One of the things I’ve become used to over the years is the incessant questions about my favorite Central American country.

 

I won’t identify it here, but it’s a wonderful place, full of wonderful people and breathtaking scenery. I am constantly being asked about the place.

 

It’s probably the property I bought, or the frequent trips I take, or the occasional cell phone conversation in my always-improving Spanish that someone overhears when I’m talking to a friend who lives down there. Whatever the reason, there seems to be a universal sense of curiosity about my favorite foreign country among those who haven’t visited.

 

Years ago, I could talk without ceasing about the place. There was no detail too unimportant to communicate to anyone who would listen about this then-recent discovery of mine – I was everyone’s personal tour guide and sounding board and I enjoyed the role.

 

But as time has gone by, I have found myself becoming more and more reluctant to divulge that I know anything at all about the place. Indeed, in this essay I am refusing to even mention it by name.

 

Why is that?

 

There are many reasons. Over the years, I have become more protective of my family’s privacy and safety, and have taken a number of steps to insure their security. It wouldn’t do for me to talk too much about exactly where we go or where we have property.

 

And I have – regrettably - become a NIMBY. Once I obtained property there, I found myself not wanting anyone else to do the same. Yankee investors in Central America are rapidly becoming a plague. Being one of them, I should know.

 

And then there is the time factor: I rarely have the time these days to sit around providing free travel advice about a land far away where I’d prefer they not visit anyway.

 

Finally, there are the hazards of airplane travel. Countless plane trips down there have taught me to avoid my fellow travelers when possible, but to always respond in the negative if I am asked “Have you ever been here before?” If I answer “yes,” I will spend the next several hours being hectored about what kind of food do they have and what’s the weather like and are the people friendly and do they speak English and is it like the last place where I took a vacation and how come you look so annoyed when I ask you 200 questions about this place that I should have researched before I bought a freakin’ plane ticket…

 

You see, I have become quite the curmudgeon in my old age.

 

But despite my complaints, I’m not really all that reticent to talk about the place.

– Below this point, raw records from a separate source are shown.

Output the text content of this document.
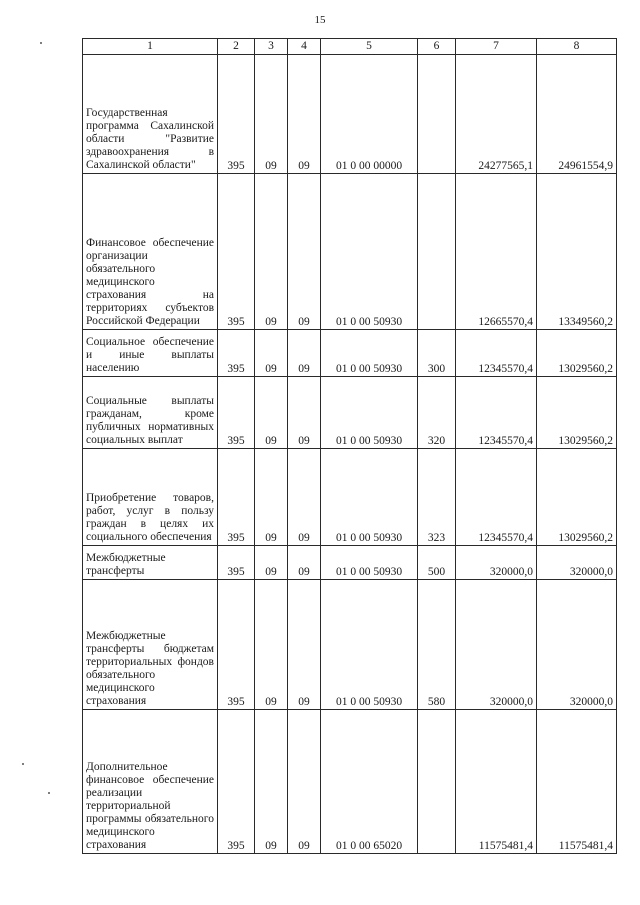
15
1	2	3	4	5	6	7	8
Государственная программа Сахалинской области "Развитие здравоохранения в Сахалинской области"	395	09	09	01 0 00 00000		24277565,1	24961554,9
Финансовое обеспечение организации обязательного медицинского страхования на территориях субъектов Российской Федерации	395	09	09	01 0 00 50930		12665570,4	13349560,2
Социальное обеспечение и иные выплаты населению	395	09	09	01 0 00 50930	300	12345570,4	13029560,2
Социальные выплаты гражданам, кроме публичных нормативных социальных выплат	395	09	09	01 0 00 50930	320	12345570,4	13029560,2
Приобретение товаров, работ, услуг в пользу граждан в целях их социального обеспечения	395	09	09	01 0 00 50930	323	12345570,4	13029560,2
Межбюджетные трансферты	395	09	09	01 0 00 50930	500	320000,0	320000,0
Межбюджетные трансферты бюджетам территориальных фондов обязательного медицинского страхования	395	09	09	01 0 00 50930	580	320000,0	320000,0
Дополнительное финансовое обеспечение реализации территориальной программы обязательного медицинского страхования	395	09	09	01 0 00 65020		11575481,4	11575481,4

Hell, I’m writing about it now. But I’m doing it on my terms, and that’s how I prefer to do it. I still get excited about my favorite foreign country, and am constantly dreaming of the day when I can finally spend most of my time there. But I have learned that the novelty of paradise eventually wears off for those who are serious about it, and that no amount of talking or writing will truly enlighten another person about this place I one day hope to call home.

 

It’s like religion. No one can do it for you - you have to do it on your own.

 

So if we should meet, feel free to ask me all about it – but please don’t feel badly if I suggest that you check it out for yourself.